Kita tidak bisa menghindari fakta bahwa hidup ini penuh tantangan. Tetapi kita bisa memilih bagaimana meresponsnya: dengan kekhawatiran atau dengan iman. Belajar percaya bukanlah hal yang terjadi dalam semalam. Ini adalah proses rohani, yang bertumbuh melalui relasi dengan Allah.

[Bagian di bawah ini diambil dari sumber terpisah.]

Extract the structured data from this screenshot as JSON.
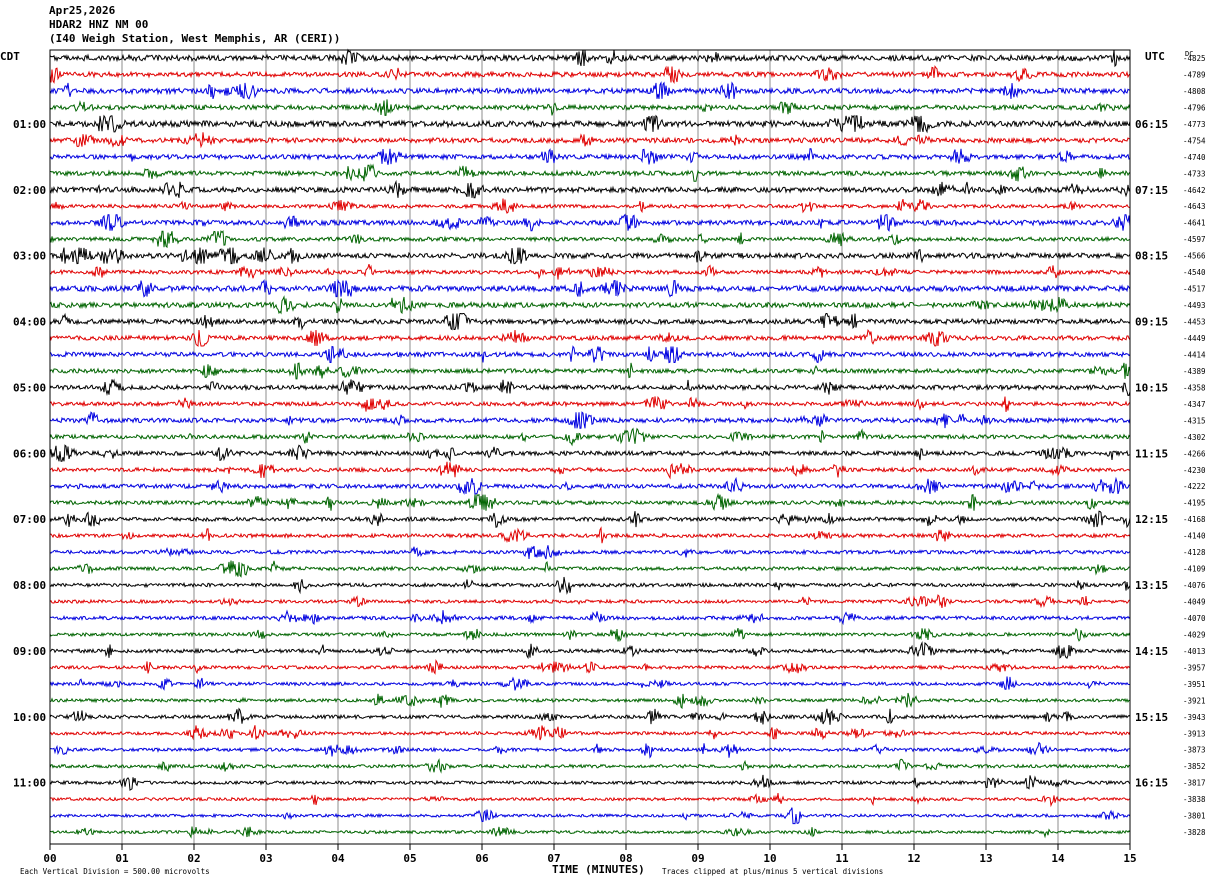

Saat kita khawatir, kita diajak kembali untuk menatap salib, di mana kasih Allah dinyatakan secara sempurna. Jika Allah tidak segan memberikan Anak-Nya yang tunggal untuk menyelamatkan kita, mungkinkah Dia tidak memelihara kita dalam kebutuhan sehari-hari? Mulailah hari ini dengan satu keputusan sederhana: Saya memilih percaya, bukan khawatir. Memilih hidup dalam iman bukan ketakutan. Memilih percaya kepada Tuhan daripada mengandalkan kemampuan manusia. Memilih mengatasi kekhawatiran daripada hidup dalam kekuatiran.

Referensi:

D.A. Carson, Jesus' Sermon on the Mount and His Confrontation with the World (Grand Rapids: Baker Academic, 2018), hlm. 123.

John Stott, The Message of the Sermon on the Mount (Downers Grove: IVP, 2015), hlm. 85.

Charles Spurgeon, Morning and Evening Devotional (Peabody: Hendrickson, 2016), hlm. 304.

Post a Comment for "Belajar Percaya Bukan Khawatir"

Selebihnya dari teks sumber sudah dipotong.